“What on earth is a ‘short service refund’?” asks Ferdinand Lovett, a senior associate at Sackers, in his latest blog addressing how to talk about pensions in public
The scene: a nice summer drinks reception. The interlocutor: a barrister who was three Pimms down and showing no signs of slowing.
“I mean, in all the years of instructions to me, I’ve never had to advise on them”, the barrister said as he moved into the phase of gently spitting scintillas of crispy canapes over me.
I explained that short service refunds allow members of trust-based schemes to receive a refund of their contributions if they leave the scheme with between 3 months and 2 years of “qualifying service”.
“And?”, he said.
Not working out if the interest was feigned or genuine, I filled in Anon QC that, broadly, if you join a DC trust-based scheme from 1 October 2015 onwards, it will no longer be possible for the scheme to offer a short service refund.
Benefits will instead “vest” at law after 30 days of “qualifying service”: from that point a member cannot extract cash from the scheme on the basis that they are leaving early, but will earn the right to have their DC pot maintained until retirement, transfer or death.
“What happens if I quit my job in the first month?”, came the razor sharp response.

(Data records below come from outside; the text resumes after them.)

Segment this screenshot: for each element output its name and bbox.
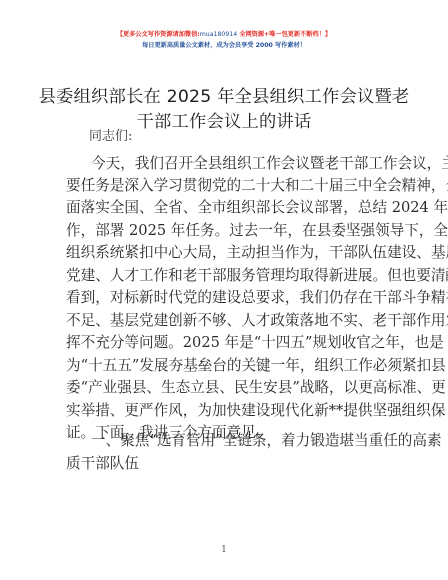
document-page: 【更多公文写作资源请加微信:mua180914 全网资源+唯一包更新不断档！】 … bbox=[0, 0, 448, 580]
page-number: 1 bbox=[0, 545, 448, 555]
document-title-line-2: 干部工作会议上的讲话 bbox=[0, 111, 448, 133]
paragraph-line: 看到，对标新时代党的建设总要求，我们仍存在干部斗争精神 bbox=[66, 289, 384, 307]
promo-banner-line-1: 【更多公文写作资源请加微信:mua180914 全网资源+唯一包更新不断档！】 bbox=[0, 31, 448, 39]
paragraph-line: 今天，我们召开全县组织工作会议暨老干部工作会议，主 bbox=[91, 155, 384, 173]
promo-wechat-id: mua180914 bbox=[200, 31, 237, 38]
promo-banner-line-2: 每日更新高质量公文素材，成为会员享受 2000 写作素材！ bbox=[0, 42, 448, 50]
promo-prefix: 【更多公文写作资源请加微信: bbox=[117, 31, 200, 38]
paragraph-line: 挥不充分等问题。2025 年是“十四五”规划收官之年，也是 bbox=[66, 334, 384, 352]
section-heading-line: 质干部队伍 bbox=[66, 455, 384, 473]
paragraph-line: 组织系统紧扣中心大局，主动担当作为，干部队伍建设、基层 bbox=[66, 244, 384, 262]
paragraph-line: 党建、人才工作和老干部服务管理均取得新进展。但也要清醒 bbox=[66, 267, 384, 285]
paragraph-line: 面落实全国、全省、全市组织部长会议部署，总结 2024 年工 bbox=[66, 199, 384, 217]
paragraph-line: 为“十五五”发展夯基垒台的关键一年，组织工作必须紧扣县 bbox=[66, 357, 384, 375]
document-title-line-1: 县委组织部长在 2025 年全县组织工作会议暨老 bbox=[0, 86, 448, 108]
paragraph-line: 实举措、更严作风，为加快建设现代化新**提供坚强组织保 bbox=[66, 402, 384, 420]
paragraph-line: 不足、基层党建创新不够、人才政策落地不实、老干部作用发 bbox=[66, 312, 384, 330]
paragraph-line: 作，部署 2025 年任务。过去一年，在县委坚强领导下，全县 bbox=[66, 222, 384, 240]
salutation: 同志们: bbox=[89, 128, 132, 146]
paragraph-line: 委“产业强县、生态立县、民生安县”战略，以更高标准、更 bbox=[66, 379, 384, 397]
promo-suffix: 全网资源+唯一包更新不断档！】 bbox=[239, 31, 331, 38]
section-heading-line: 一、聚焦“选育管用”全链条，着力锻造堪当重任的高素 bbox=[91, 432, 384, 450]
paragraph-line: 要任务是深入学习贯彻党的二十大和二十届三中全会精神，全 bbox=[66, 177, 384, 195]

This is where the changes to short service refunds are meant to mirror the auto-enrolment regime, where the law allows a one month opt-out window during which a new member can unwind her membership and receive a refund of her contributions.
The 30 day “qualifying service” limit/vesting threshold is designed to help schemes that operate enrolment through the employment contract by allowing them to have rules that cancel membership in a 30 day window and refund contributions to members i.e. offer the same flexibility that would apply in Pensions Act 2008 statutory enrolment.
“Ah yes, auto-enrolment, I’ve heard of that!”, joked (I think) my companion. “And what if I join on 30 September?”, the cross-examination continued mid-Pimms.
The way the new law was drafted means that members who join affected DC schemes prior to 1 October 2015 are not affected by the changes and will retain the right to take a short service refund for up to two years (if the rules of the scheme allow).
Some employers will already need to have thought about the change in law as they may use postponement to delay the admission of new recruits into a pension scheme: if that postponed date is 1 October or later, the new rules will apply and short service refunds won’t be an option any more.
Trustees of DC schemes equally need to be aware of the change in law, working out whether any rule changes are needed and updating member communications and booklets to reflect the new vesting provisions for members joining from this October onwards.
A third person had pitched up at our corner of the drinks party and so I sensed the need to wrap up the chat on this topic. The mini fish and chips loomed into view. I grabbed one and made my excuses.